How can I build truly versatile AI agents?
Generalist Virtual Agents: A Survey on Autonomous Agents Across Digital Platforms
November 19, 2024
https://arxiv.org/pdf/2411.10943This paper surveys Generalist Virtual Agents (GVAs), autonomous agents designed to operate across diverse digital platforms and environments, fulfilling user needs by executing a variety of tasks. It traces GVA development from early intelligent assistants to those incorporating large language models (LLMs).
Key points for LLM-based multi-agent systems include:
- GVA Architecture: GVAs comprise an environment (web, application, or operating system), task (command, query, or dialogue), observation space (CLI, DOM, screen), and action space (keyboard, mouse, touchscreen).

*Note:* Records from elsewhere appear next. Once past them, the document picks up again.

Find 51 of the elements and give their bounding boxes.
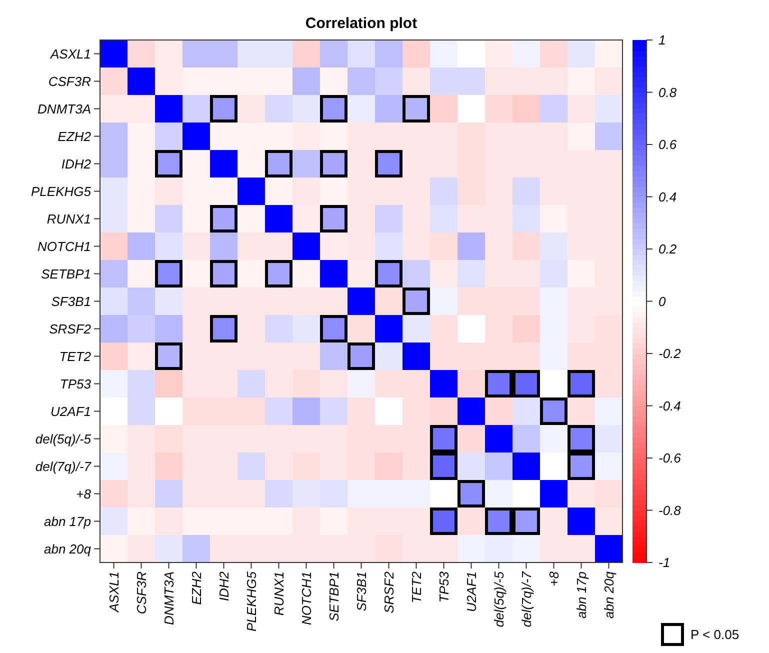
y-tick-label: RUNX1 xyxy=(46,211,91,226)
color-bar-label: 0.6 xyxy=(658,137,678,152)
y-tick-label: ASXL1 xyxy=(50,46,91,62)
x-tick-label: CSF3R xyxy=(134,572,149,614)
x-tick-label: TET2 xyxy=(408,570,424,604)
color-bar-label: 0.8 xyxy=(658,84,678,100)
y-tick-label: SRSF2 xyxy=(49,321,92,336)
x-tick-label: NOTCH1 xyxy=(298,572,314,625)
x-tick-label: DNMT3A xyxy=(161,572,176,625)
y-tick-label: +8 xyxy=(76,486,92,502)
y-tick-label: abn 20q xyxy=(44,541,92,556)
y-tick-label: CSF3R xyxy=(48,74,91,89)
x-tick-label: del(5q)/-5 xyxy=(491,570,506,628)
color-bar-label: -1 xyxy=(658,555,670,570)
x-tick-label: TP53 xyxy=(436,570,452,603)
x-tick-label: U2AF1 xyxy=(464,572,479,612)
y-tick-label: NOTCH1 xyxy=(38,238,91,254)
y-tick-label: U2AF1 xyxy=(50,404,91,419)
color-bar-label: -0.8 xyxy=(658,502,682,518)
color-bar-label: 0.2 xyxy=(658,242,678,257)
color-bar-label: 0.4 xyxy=(658,189,677,204)
chart-title: Correlation plot xyxy=(305,15,418,32)
color-bar-label: -0.6 xyxy=(658,450,682,466)
y-tick-label: del(7q)/-7 xyxy=(35,458,92,474)
text: P < 0.05 xyxy=(690,627,740,642)
color-bar-label: 1 xyxy=(658,32,666,48)
y-tick-label: DNMT3A xyxy=(38,101,91,116)
y-tick-label: EZH2 xyxy=(58,128,92,144)
x-tick-label: ASXL1 xyxy=(106,572,122,613)
y-tick-label: del(5q)/-5 xyxy=(35,431,92,446)
x-tick-label: +8 xyxy=(546,570,562,586)
y-tick-label: SF3B1 xyxy=(51,294,91,309)
color-bar-label: -0.4 xyxy=(658,398,681,414)
x-tick-label: SRSF2 xyxy=(381,570,396,614)
x-tick-label: EZH2 xyxy=(188,570,204,605)
color-bar-label: 0 xyxy=(658,294,666,309)
x-tick-label: SETBP1 xyxy=(326,572,342,622)
x-tick-label: IDH2 xyxy=(216,570,232,602)
y-tick-label: PLEKHG5 xyxy=(31,184,92,199)
x-tick-label: del(7q)/-7 xyxy=(518,570,534,628)
y-tick-label: TET2 xyxy=(59,348,92,364)
y-tick-label: SETBP1 xyxy=(41,266,91,282)
y-tick-label: IDH2 xyxy=(61,156,92,172)
y-tick-label: abn 17p xyxy=(44,514,91,529)
x-tick-label: abn 17p xyxy=(574,572,589,618)
x-tick-label: RUNX1 xyxy=(271,572,286,616)
y-tick-label: TP53 xyxy=(60,376,92,392)
color-bar-label: -0.2 xyxy=(658,346,682,362)
x-tick-label: SF3B1 xyxy=(354,572,369,612)
x-tick-label: PLEKHG5 xyxy=(244,570,259,632)
x-tick-label: abn 20q xyxy=(601,570,616,618)
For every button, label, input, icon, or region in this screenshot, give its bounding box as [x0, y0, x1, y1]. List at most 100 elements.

- Model Types: GVAs utilize various model architectures including retriever-based, LLM-based, Multimodal LLM (MLLM)-based, and Vision-Language-Action (VLA)-based agents. MLLMs are highlighted as leading the evolution of agents due to their ability to handle diverse data modalities.
- Training Strategies: Key training methods include adaption (prompting, feedback, memory), fine-tuning, reinforcement learning, and cooperation/competition strategies.
- Evaluation Methods: Evaluation focuses on overall success, detailed step-wise analysis, human assessment, and MLLM-based evaluation.
- Limitations: Current GVAs face challenges in terms of unrealistic training data and environments, limited transferability between platforms, difficulties in long-sequence decision-making, and security concerns.
- Future Directions: The paper advocates for a shift from individual agents to systematic multi-agent frameworks integrated into operating systems. It also highlights the potential of embodied intelligence, where agents interact with the physical world through sensors and actuators.